L’expert disposera des pouvoirs d’investigation les plus étendus. Il pourra entendre tous sachants, se faire communiquer tous documents et renseignements, faire toutes constatations ou vérifications propres à faciliter l’accomplissement de sa mission et éclairer le tribunal administratif.
Article 2 : L’expert accomplira sa mission dans les conditions prévues aux articles R. 621-2 à R. 621-14 du code de justice administrative. Il ne pourra recourir à un sapiteur sans l’autorisation préalable de la présidente du tribunal administratif.
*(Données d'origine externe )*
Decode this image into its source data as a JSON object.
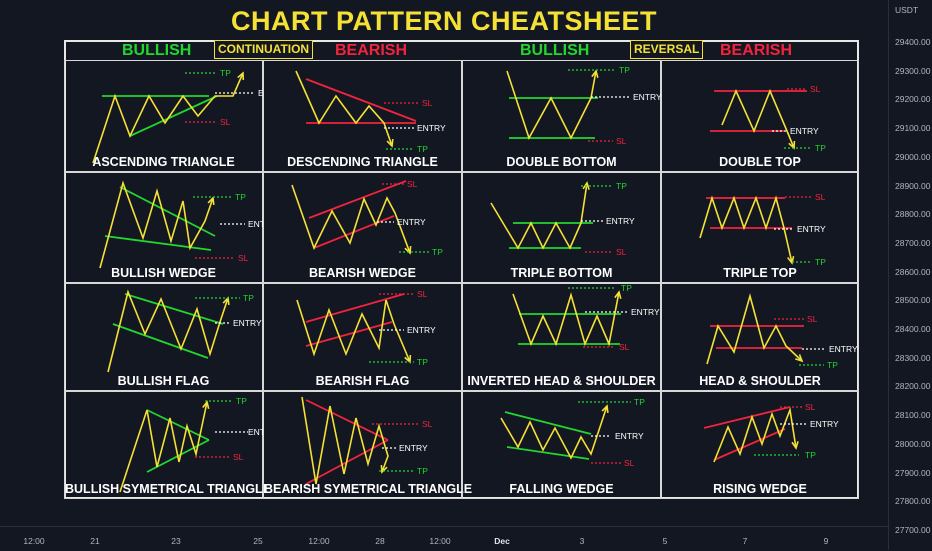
{
  "title": "CHART PATTERN CHEATSHEET",
  "headers": {
    "bullish_left": "BULLISH",
    "continuation": "CONTINUATION",
    "bearish_left": "BEARISH",
    "bullish_right": "BULLISH",
    "reversal": "REVERSAL",
    "bearish_right": "BEARISH"
  },
  "marker_labels": {
    "tp": "TP",
    "sl": "SL",
    "entry": "ENTRY"
  },
  "colors": {
    "title": "#f5e135",
    "bullish": "#22d62f",
    "bearish": "#f2243d",
    "price": "#f5e135",
    "background": "#131722"
  },
  "patterns": [
    "ASCENDING TRIANGLE",
    "DESCENDING TRIANGLE",
    "DOUBLE BOTTOM",
    "DOUBLE TOP",
    "BULLISH WEDGE",
    "BEARISH WEDGE",
    "TRIPLE BOTTOM",
    "TRIPLE TOP",
    "BULLISH FLAG",
    "BEARISH FLAG",
    "INVERTED HEAD & SHOULDER",
    "HEAD & SHOULDER",
    "BULLISH SYMETRICAL TRIANGLE",
    "BEARISH SYMETRICAL TRIANGLE",
    "FALLING WEDGE",
    "RISING WEDGE"
  ],
  "price_axis": {
    "currency": "USDT",
    "labels": [
      "29400.00",
      "29300.00",
      "29200.00",
      "29100.00",
      "29000.00",
      "28900.00",
      "28800.00",
      "28700.00",
      "28600.00",
      "28500.00",
      "28400.00",
      "28300.00",
      "28200.00",
      "28100.00",
      "28000.00",
      "27900.00",
      "27800.00",
      "27700.00"
    ]
  },
  "time_axis": {
    "labels": [
      "12:00",
      "21",
      "23",
      "25",
      "12:00",
      "28",
      "12:00",
      "Dec",
      "3",
      "5",
      "7",
      "9"
    ]
  }
}
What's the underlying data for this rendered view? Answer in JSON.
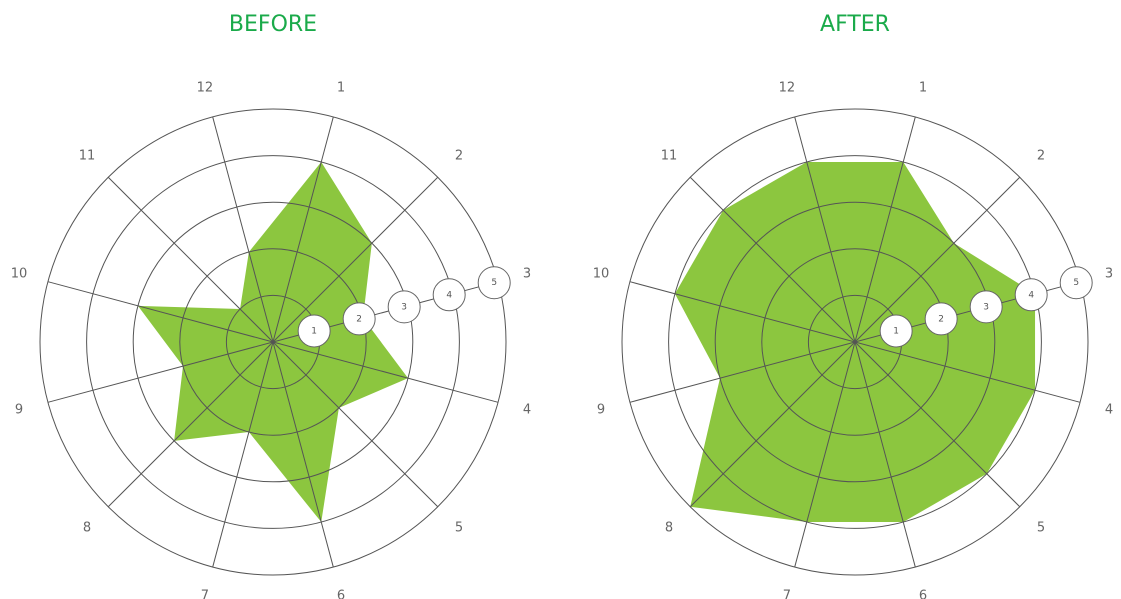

L’expert recueillera et consignera les observations des parties sur les constatations auxquelles il procèdera et les conclusions qu’il envisagera d’en tirer.
Article 3 : Préalablement à toute opération, l’expert prêtera serment dans les formes prévues à l’article R. 621-3 du code de justice administrative.
Article 4 : L’expertise aura lieu en présence M. B, de la commune de Givors et de la société PFG Services Funéraires.
Article 5 : L’expert déposera son rapport au greffe sous forme électronique par le biais de la plateforme d’échanges dans le délai de six mois à compter de la notification de la présente ordonnance, accompagné de l’état de ses vacations, frais et débours.
Article 6 : L’expert notifiera son rapport aux parties dans les conditions prévues à l’article R. 621-9 du code de justice administrative. Avec leur accord, cette notification pourra s’opérer dans les conditions prévues à l’article R. 621-7-3 du même code.
Article 7 : La société Marbrerie Feve Maurisot est mise hors de cause.
Article 8 : Le surplus des conclusions des parties est rejeté.
Article 9 : La présente ordonnance sera notifiée à M. E B, à la commune de Givors, aux sociétés PFG Services Funéraires et Marbrerie Feve Maurisot et à l’expert.
Fait à Lyon, le 27 décembre 2024.
La juge des référés,
D. D
La République mande et ordonne à la préfète du Rhône du en ce qui la concerne ou à tous commissaires de justice à ce requis en ce qui concerne les voies de droit commun contre les parties privées, de pourvoir à l’exécution de la présente décision.